When mixing languages, ABI mismatches are a common source of bugs:

a) Calling convention mismatch

• Example: C uses cdecl, but another module uses stdcall.

• Result: Stack corruption → crashes or incorrect results.

b) Data layout mismatch

• Structs may be aligned differently in C and C++ or across compilers.

• Example: One module expects 4-byte alignment, another 8-byte → incorrect memory reads.

c) Name mangling issues

• C++ compilers mangle names to support overloading.

• If C++ code calls a C function without extern "C", the linker cannot find the symbol.

d) Type size differences

• Example: int in C is 4 bytes, but long in another language may be 8 bytes.

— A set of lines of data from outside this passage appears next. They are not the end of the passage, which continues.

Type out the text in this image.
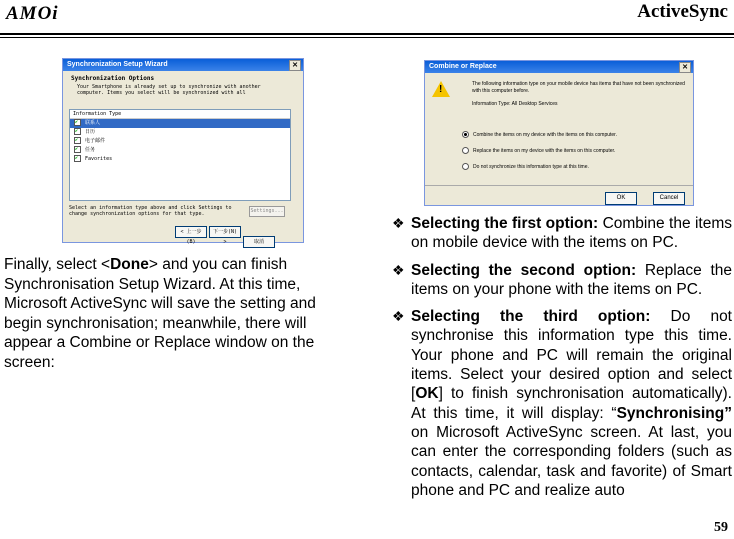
AMOi	ActiveSync
Synchronization Setup Wizard	✕
Synchronization Options
Your Smartphone is already set up to synchronize with another computer. Items you select will be synchronized with all
Information Type
✔ 联系人
✔ 日历
✔ 电子邮件
✔ 任务
✔ Favorites
Select an information type above and click Settings to change synchronization options for that type.	Settings...
< 上一步(B)下一步(N) >	取消
Combine or Replace	✕
!	The following information type on your mobile device has items that have not been synchronized with this computer before.
Information Type: All Desktop Services
Combine the items on my device with the items on this computer.
Replace the items on my device with the items on this computer.
Do not synchronize this information type at this time.
OK	Cancel
Finally, select <Done> and you can finish Synchronisation Setup Wizard. At this time, Microsoft ActiveSync will save the setting and begin synchronisation; meanwhile, there will appear a Combine or Replace window on the screen:
❖ Selecting the first option: Combine the items on mobile device with the items on PC.
❖ Selecting the second option: Replace the items on your phone with the items on PC.
❖ Selecting the third option: Do not synchronise this information type this time. Your phone and PC will remain the original items. Select your desired option and select [OK] to finish synchronisation automatically). At this time, it will display: “Synchronising” on Microsoft ActiveSync screen. At last, you can enter the corresponding folders (such as contacts, calendar, task and favorite) of Smart phone and PC and realize auto
59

• Passing mismatched types leads to garbled data.

---

How to Avoid ABI Problems

1. Use C as the bridge

   • C has a simple and stable ABI.

   • Declare extern "C" in C++ for interoperability.

2. Match calling conventions

   • Use compiler flags like __cdecl, __stdcall in C/C++ when needed.

3. Check data layout

   • Use #pragma pack or attributes to control struct alignment if necessary.

4. Avoid passing complex objects across language boundaries

   • Prefer simple types: integers, floats, pointers.

   • Complex types like classes, strings, or STL containers can have different ABIs.

5. Use shared libraries carefully

   • ABI must be compatible with the compiler that built the library.

---

Example of an ABI Problem

C++ function calling C without extern "C":

// C++: main.cpp
#include <iostream>

int add(int a, int b) { return a + b; }  // mangled name

extern "C" int add_c(int a, int b);      // expecting C symbol

int main() {
    std::cout << add_c(5, 7) << std::endl;
}

C: add.c

int add_c(int a, int b) { return a + b; }

• Without extern "C", the C++ compiler mangles the add symbol.

• Linker cannot find the C symbol → linking error.

While this discussion focused on GCC, the fundamental process applies to most compilers. All compilers translate high-level code into machine code and rely on a linker in the final stage to produce an executable. Because the linker works at the binary level, it allows us to connect code from different programming languages, even if those languages don’t use GCC. This is why multi-language projects—combining C, C++, Rust, Assembly, and others—are possible, as long as the compiled object files follow compatible ABIs and calling conventions.